После меня отправили на горище – поднимать старые дедовские ватники и пальто. Они лежали в свинарнике и, хотя мы давно не держали скотину, пахли дерьмом и соломой, похожие на бесформенные туши обезглавленных монстров, и, затаскивая их наверх, я думал, что, наверное, именно так выглядят поверженные нетопыри. На пятой или шестой ходке – лестница была старая, сбитая-перебитая из принесенных с развалин автопарка досок – вспомнилась фраза, которую любил, особенно во время коллоквиумов и контрольных, повторять Квас: «Идти навстречу».

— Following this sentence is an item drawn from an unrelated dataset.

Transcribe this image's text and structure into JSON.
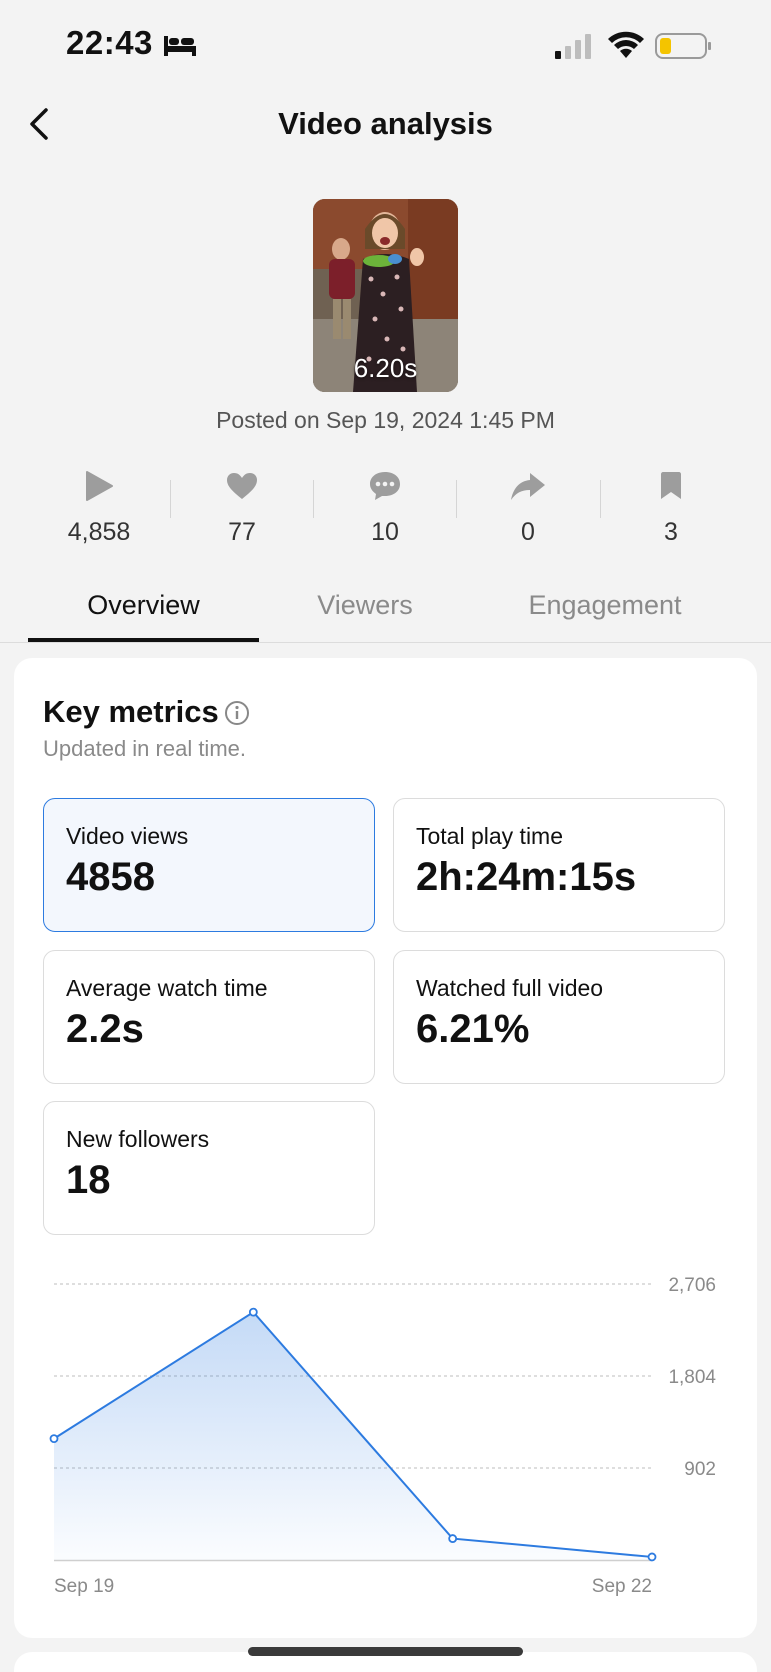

Да, я хотел бы сделать нечто подобное. Вылезти из раковины, в которую после сдачи экзаменов загнал себя сам. Странно, даже брат не появлялся, не тревожил меня – только мама и бабушка. Звуки стали тише, образы туманнее. Я не мог вспомнить, что смотрел по телевизору, что читал, что придумывал – тупое многочасовое оцепенение. Под прессом воспоминаний. Сколько их еще будет? Сколько накопится за время, что предстоит существовать? И вроде бы все нормально: ни онкологии, ни инвалидности, ни голода, ни насилия – тогда отчего так душно? Отчего живу столь бессмысленно? Отчего вновь и вновь призываю себя к порядку? Да и что такое «порядок»? Вот есть брат – у него порядок: армия, «гражданка», обыкновенные радости; все упорядоченно, все естественно, все примитивно и просто. А у меня? Что у меня?
Идти навстречу. Если есть путь, то он в той ночи, пахнущей терпкими духами. Я проснулся. И вышел навстречу, чтобы дописать свой ответ.